B.C.’s drunk driving penalties to be challenged again in court

The province’s tough drinking and driving laws will be challenged in B.C.’s highest court yet again by groups that call them “unconstitutional.”

VANCOUVER — The province’s tough drinking and driving laws will be challenged in B.C.’s highest court yet again by groups that call them “unconstitutional.”

The B.C. Civil Liberties Association will argue the current law criminalizes drivers who refuse or fail a roadside blood-alcohol test.

Current penalties for failing or refusing the tests include fines, automatic licence suspensions and car seizures.

“It violates the right to be presumed innocent until proven guilty,” said Raji Mangat, a lawyer with the BCCLA.

The case, which goes before the B.C. Court of Appeals on Monday, stems from a lower-court ruling that resulted in Justice Ministry tweaks to the tougher 2010 drinking and driving legislation. The BCCLA has been granted intervenor status to present its views to the court.

The penalties for about 1,200 motorists who were handed immediate roadside prohibitions prior to the unconstitutional ruling were reviewed last month by the Office of the Superintendent of Motor Vehicles.

Legal challenges on behalf of 17 of those 1,200 motorists prompted the review and resulted in the decision to overturn their penalties.

While the provincial government changed the law to comply with the judge’s order, Mangat said the legislation doesn’t go far enough to ensure drivers’ constitutional rights aren’t being violated.

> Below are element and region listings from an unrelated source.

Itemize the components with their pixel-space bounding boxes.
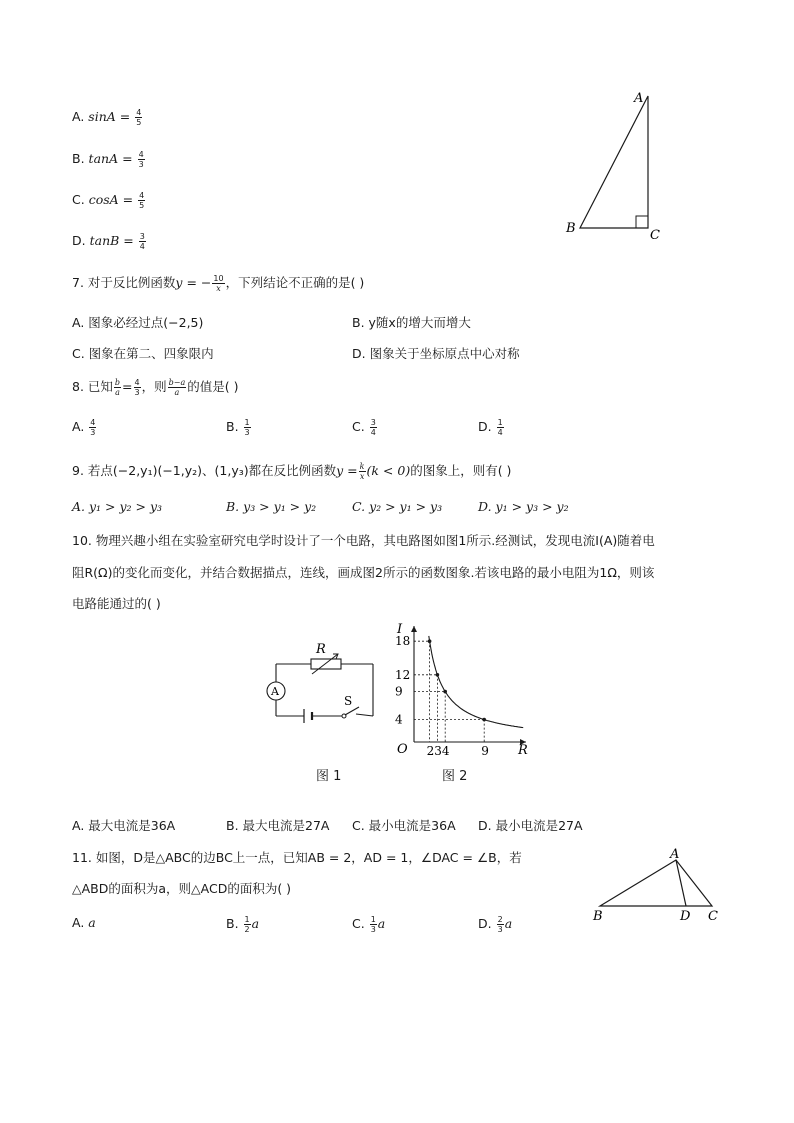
fraction: $\frac{10}{x}$ [213, 274, 224, 293]
x-axis-label: R [518, 743, 528, 756]
inverse-curve [429, 636, 523, 728]
triangle-abc [600, 860, 712, 906]
q6-option-b: B. tanA = $\frac{4}{3}$ [72, 150, 144, 169]
q10-stem-line3: 电路能通过的( ) [72, 596, 161, 611]
q10-option-a: A. 最大电流是36A [72, 818, 176, 833]
fraction: $\frac{1}{3}$ [244, 418, 250, 437]
triangle-abc [580, 96, 648, 228]
vertex-a-label: A [634, 91, 644, 106]
data-point [443, 690, 447, 694]
q8-option-d: D. $\frac{1}{4}$ [478, 418, 503, 437]
q9-option-a: A. y₁ > y₂ > y₃ [72, 499, 163, 514]
fraction: $\frac{3}{4}$ [370, 418, 376, 437]
resistor-symbol [311, 659, 341, 669]
vertex-c-label: C [708, 909, 718, 924]
q7-option-c: C. 图象在第二、四象限内 [72, 346, 214, 361]
fraction: $\frac{4}{3}$ [134, 378, 140, 397]
q10-stem-line1: 10. 物理兴趣小组在实验室研究电学时设计了一个电路，其电路图如图1所示.经测试，发现电流I(A)随着电 [72, 533, 655, 548]
q8-stem: 8. 已知 $\frac{b}{a}$ = $\frac{4}{3}$ ，则 $\frac{b-a}{a}$ 的值是( ) [72, 378, 239, 397]
x-tick-label: 9 [481, 744, 489, 756]
y-axis-label: I [397, 622, 403, 637]
fraction: $\frac{4}{3}$ [138, 150, 144, 169]
fraction: $\frac{2}{3}$ [497, 915, 503, 934]
ammeter-label: A [271, 685, 279, 698]
q6-option-c: C. cosA = $\frac{4}{5}$ [72, 191, 145, 210]
switch-label: S [344, 694, 353, 708]
q8-option-b: B. $\frac{1}{3}$ [226, 418, 250, 437]
fraction: $\frac{1}{4}$ [497, 418, 503, 437]
y-tick-label: 9 [395, 684, 403, 699]
q11-option-c: C. $\frac{1}{3}$ a [352, 915, 386, 934]
vertex-b-label: B [593, 909, 603, 924]
q7-option-d: D. 图象关于坐标原点中心对称 [352, 346, 520, 361]
q9-stem: 9. 若点(−2,y₁)(−1,y₂)、(1,y₃)都在反比例函数y = $\frac{k}{x}$ (k < 0)的图象上，则有( ) [72, 462, 512, 481]
q7-option-a: A. 图象必经过点(−2,5) [72, 315, 204, 330]
q10-option-b: B. 最大电流是27A [226, 818, 330, 833]
q8-option-c: C. $\frac{3}{4}$ [352, 418, 376, 437]
origin-label: O [397, 742, 408, 756]
q10-option-c: C. 最小电流是36A [352, 818, 456, 833]
fraction: $\frac{4}{5}$ [139, 191, 145, 210]
q6-triangle-figure [560, 88, 670, 243]
q9-option-d: D. y₁ > y₃ > y₂ [478, 499, 569, 514]
fraction: $\frac{4}{3}$ [90, 418, 96, 437]
q11-option-b: B. $\frac{1}{2}$ a [226, 915, 260, 934]
q9-option-c: C. y₂ > y₁ > y₃ [352, 499, 443, 514]
q6-option-a: A. sinA = $\frac{4}{5}$ [72, 108, 142, 127]
fraction: $\frac{3}{4}$ [139, 232, 145, 251]
q11-option-d: D. $\frac{2}{3}$ a [478, 915, 513, 934]
fraction: $\frac{1}{2}$ [244, 915, 250, 934]
vertex-b-label: B [566, 221, 576, 236]
q10-stem-line2: 阻R(Ω)的变化而变化，并结合数据描点，连线，画成图2所示的函数图象.若该电路的最小电阻为1Ω，则该 [72, 565, 655, 580]
q8-option-a: A. $\frac{4}{3}$ [72, 418, 96, 437]
y-tick-label: 4 [395, 712, 403, 727]
figure-1-caption: 图 1 [316, 769, 342, 784]
q9-option-b: B. y₃ > y₁ > y₂ [226, 499, 317, 514]
q10-function-graph [388, 614, 534, 756]
q11-stem-line1: 11. 如图，D是△ABC的边BC上一点，已知AB = 2，AD = 1，∠DAC = ∠B，若 [72, 850, 522, 865]
data-point [436, 673, 440, 677]
fraction: $\frac{b-a}{a}$ [168, 378, 186, 397]
data-point [482, 718, 486, 722]
fraction: $\frac{1}{3}$ [370, 915, 376, 934]
vertex-a-label: A [670, 847, 680, 862]
fraction: $\frac{b}{a}$ [114, 378, 121, 397]
x-tick-label: 234 [426, 744, 450, 756]
right-angle-mark [636, 216, 648, 228]
q11-stem-line2: △ABD的面积为a，则△ACD的面积为( ) [72, 881, 292, 896]
data-point [428, 639, 432, 643]
point-d-label: D [680, 909, 691, 924]
fraction: $\frac{k}{x}$ [359, 462, 365, 481]
vertex-c-label: C [650, 228, 660, 243]
q7-option-b: B. y随x的增大而增大 [352, 315, 471, 330]
q11-option-a: A. a [72, 915, 96, 930]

She also said the provincial government has no jurisdiction to make changes in law that allow police officers to impose automatic penalties that imply criminal wrongdoing.

Refusing to blow — in particular — should not be perceived as guilt, Mangat said, because roadside screening devices are not always accurate.

Being able to provide a breath sample, in custody with the presence of a lawyer, is vital to ensuring due legal processes, she said. Otherwise, there will be no way for drivers to challenge results of roadside breath tests.

Mangat said that while she didn’t want to be seen as someone who belittled the crime — and the potential deadly effects — of drinking and driving, it is necessary to revisit the current laws to create legislation that complies with the Charter.